Summer Liberal Reading List


1. Atlas Shrugged-Ayn Rand

I heard they're making this novel into a movie. I hope they keep in the good parts. I haven't had a chance to read the whole thing, but it was easy to find the best bits in the library copy I looked at because certain pages showed more wear and tear than others. Here's one well written passage:

He jerked her closer, to stifle the sight of his own shudder. His hands were going through the automatic motions of intimacy – and she complied, but in a manner that made him feel as if the beats of her arteries under his touch were snickering giggles.

2. Sisters by Lynne Cheney

A rough and tumble western novel about two womyn dealing with patriarchy, feminism, rape and the world capitalist system peppered with sizzling hot scenes:

Let us go away together, away from the anger and imperatives of men. We shall find ourselves a secluded bower where they dare not venture. There will be only the two of us, and we shall linger through long afternoons of sweet retirement. In the evenings I shall read to you while you work your cross-stitch in the firelight. And then we shall go to bed, our bed, my dearest girl. . . .


...The young woman was heavily powdered, but quite attractive, a curvesome creature, rounded at bosom and cheek. When she smiled, even her teeth seemed puffed and rounded, like tiny ivory pillows.

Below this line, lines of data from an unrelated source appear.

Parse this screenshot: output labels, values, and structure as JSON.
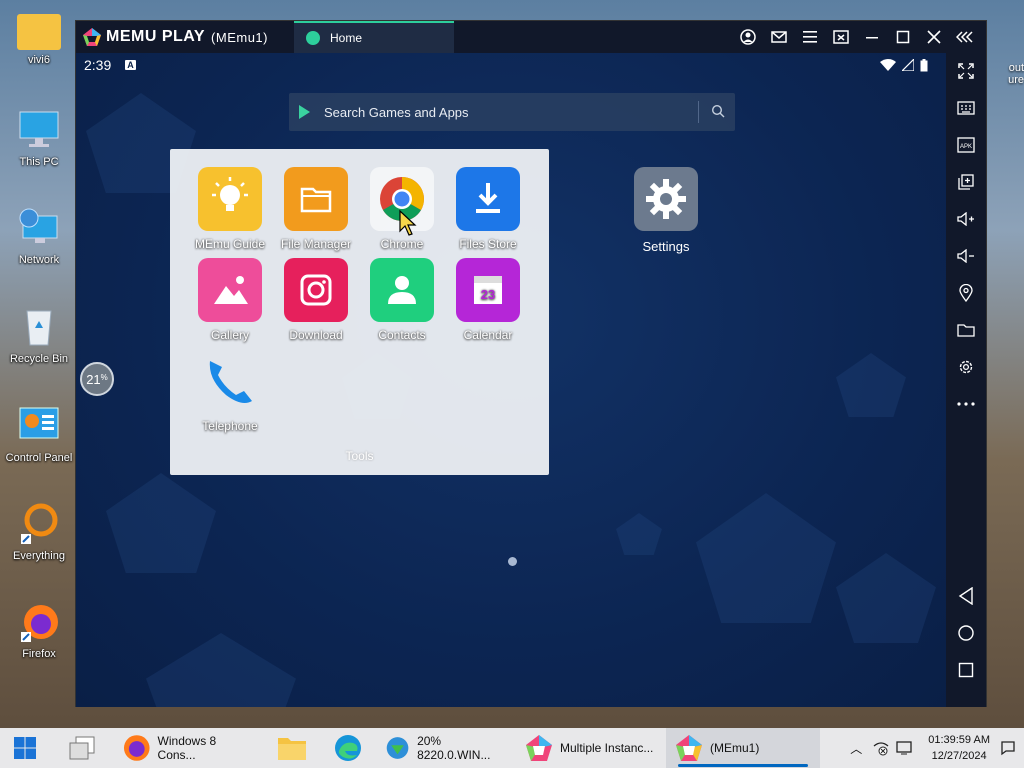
{
  "desktop": {
    "icons": [
      {
        "label": "vivi6"
      },
      {
        "label": "This PC"
      },
      {
        "label": "Network"
      },
      {
        "label": "Recycle Bin"
      },
      {
        "label": "Control Panel"
      },
      {
        "label": "Everything"
      },
      {
        "label": "Firefox"
      }
    ],
    "right_label": "out\nure"
  },
  "emulator": {
    "brand": "MEMU PLAY",
    "instance": "(MEmu1)",
    "tab": "Home",
    "controls": [
      "account-icon",
      "mail-icon",
      "menu-icon",
      "screen-icon",
      "minimize-icon",
      "maximize-icon",
      "close-icon",
      "collapse-icon"
    ],
    "android": {
      "time": "2:39",
      "notif": "A",
      "search_placeholder": "Search Games and Apps",
      "folder": {
        "name": "Tools",
        "apps": [
          {
            "label": "MEmu Guide",
            "color": "#f7c12e"
          },
          {
            "label": "File Manager",
            "color": "#f29b1d"
          },
          {
            "label": "Chrome",
            "color": "#ffffff"
          },
          {
            "label": "Files Store",
            "color": "#1d77e8"
          },
          {
            "label": "Gallery",
            "color": "#ee4d9a"
          },
          {
            "label": "Download",
            "color": "#e6205c"
          },
          {
            "label": "Contacts",
            "color": "#1fcf7e"
          },
          {
            "label": "Calendar",
            "color": "#b526d7"
          },
          {
            "label": "Telephone",
            "color": "#1a8ae8"
          }
        ]
      },
      "home_app": {
        "label": "Settings"
      },
      "cpu_badge": "21"
    },
    "sidebar": [
      "fullscreen-icon",
      "keyboard-icon",
      "apk-icon",
      "multi-instance-icon",
      "volume-up-icon",
      "volume-down-icon",
      "location-icon",
      "folder-icon",
      "settings-icon",
      "more-icon",
      "back-icon",
      "home-icon",
      "recent-icon"
    ]
  },
  "taskbar": {
    "items": [
      {
        "label": "Windows 8 Cons..."
      },
      {
        "label": "20% 8220.0.WIN..."
      },
      {
        "label": "Multiple Instanc..."
      },
      {
        "label": "(MEmu1)"
      }
    ],
    "time": "01:39:59 AM",
    "date": "12/27/2024"
  }
}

Lynne Cheney is the proud parent of a lesbian daughter and married to some guy she playfully refers to as "Dick." She's written another steamy potboiler called The Body Politic.

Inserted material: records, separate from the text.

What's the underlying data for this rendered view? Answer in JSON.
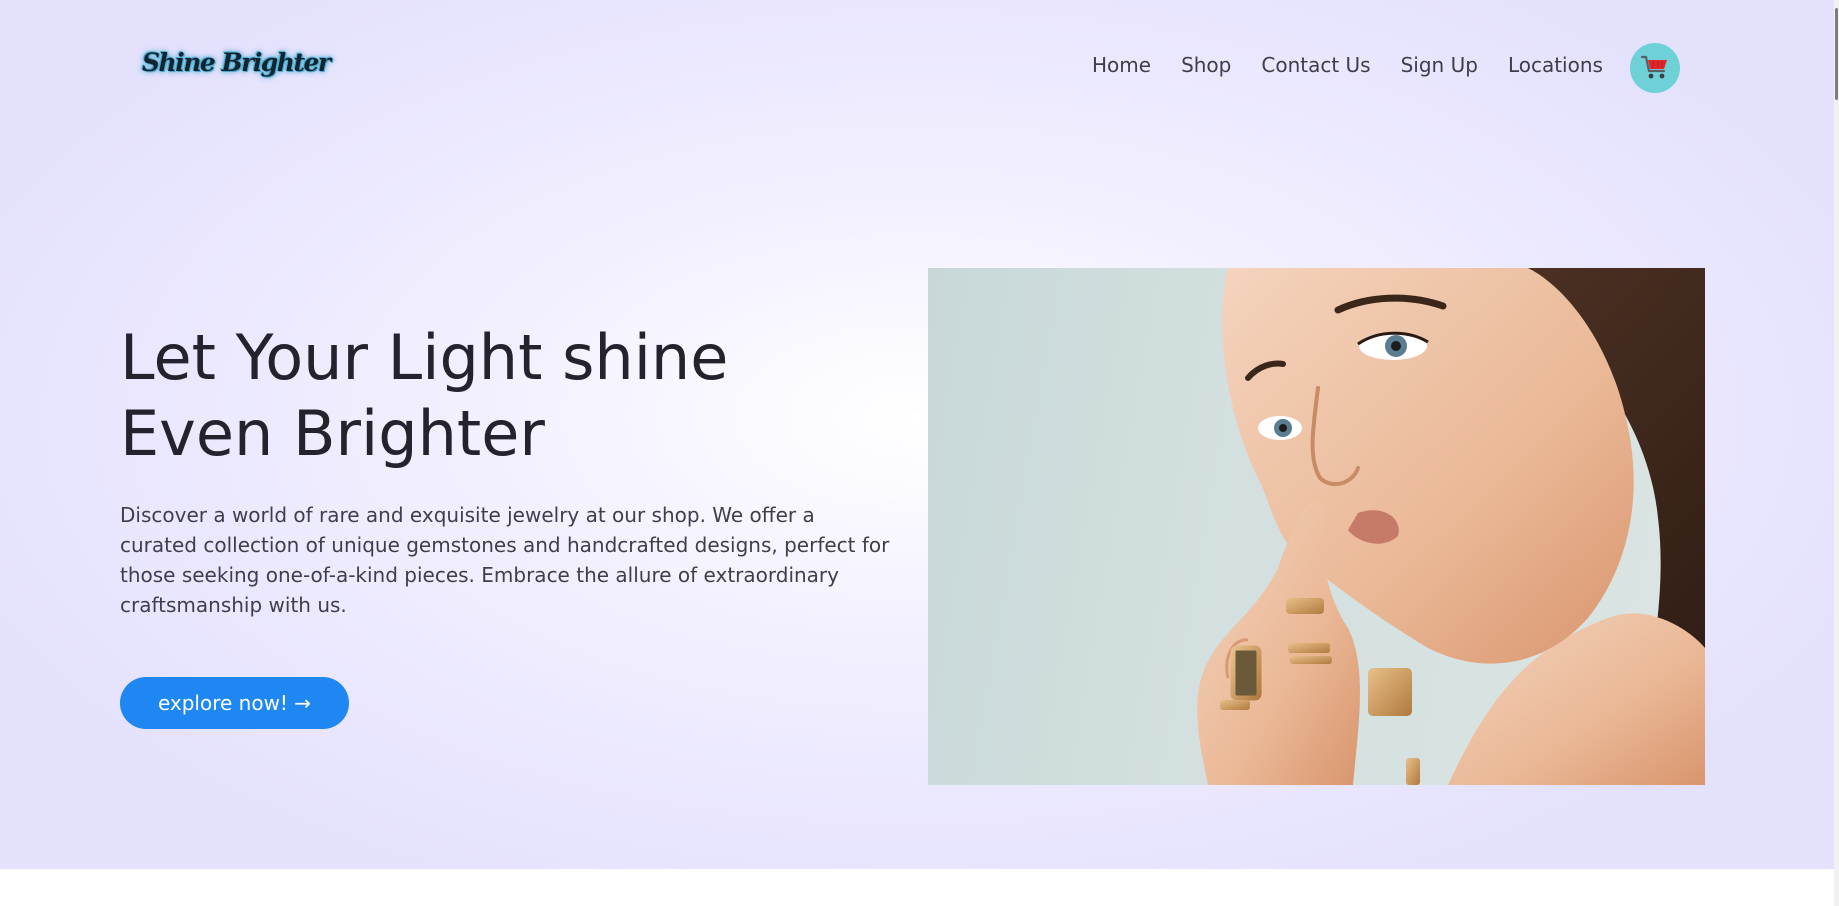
{
  "brand": {
    "logo_text": "Shine Brighter"
  },
  "nav": {
    "items": [
      "Home",
      "Shop",
      "Contact Us",
      "Sign Up",
      "Locations"
    ],
    "cart_icon": "shopping-cart-icon"
  },
  "hero": {
    "headline_line1": "Let Your Light shine",
    "headline_line2": "Even Brighter",
    "description": "Discover a world of rare and exquisite jewelry at our shop. We offer a curated collection of unique gemstones and handcrafted designs, perfect for those seeking one-of-a-kind pieces. Embrace the allure of extraordinary craftsmanship with us.",
    "cta_label": "explore now! →",
    "image_subject": "woman-with-gold-rings-photo"
  },
  "colors": {
    "hero_background": "#e4e1fd",
    "accent_blue": "#1e87f2",
    "cart_background": "#6fd1d8",
    "cart_icon": "#e4262b",
    "heading_text": "#24222c",
    "body_text": "#3f3e4a"
  }
}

3. Those Who Tresspass by Bill O'Reilly

O'Reilly is a double threat! Not only is he an author, but he also hosted Entertainment Tonight before getting a talk show on some basic cable network.
O'reilly's novel concern a broadcast journalist sytematically murdering members of the lamestream media.

Since he is an accomplished on air personality, the audio book is obviously the preferred format.
Excerpts can be heard here:

4. Getting it Right by William F. Buckley

Buckley had the politics of a right wing swine, but he was cool. Here's a moving scene:

But this time she led him upstairs to a room he had never laid eyes on, a bedroom with a king-size bed and not less than six oil pictures of Ayn on the walls, one of them showing her bare-breasted, the Ayn of twenty years ago. The shades had been drawn and Nathaniel could savor the scent. Today her lover was being welcomed with synesthetical concerns for all the senses, only the music missing. But as he lay and later groaned with writhing and release, he brought the full force of his mind to transmuted, volutptuarian elation in this physical union with the very woman who had created John Galt and Dagny Taggart and Henry Rearden, and had touched down her scepter on him, Nathaniel, igniting his mind, and his own scepter, which paid, now, devoted service.

5. The Apprentice by Scooter Libby
A thriller by Dick Cheney's chief of staff with references to beastiality, pedophilia and rape.

At age ten the madam put the child in a cage with a bear trained to couple with young girls so the girls would be frigid and not fall in love with their patrons. They fed her through the bars and aroused the bear with a stick when it seemed to lose interest. Groups of men paid to watch.

6. The Starr Report

Read the sordid story of President Clinton pleasuring himself in a sink in his bathroom, taking calls from members of Congress while receiving oral sex and other shameful acts in glorious detail.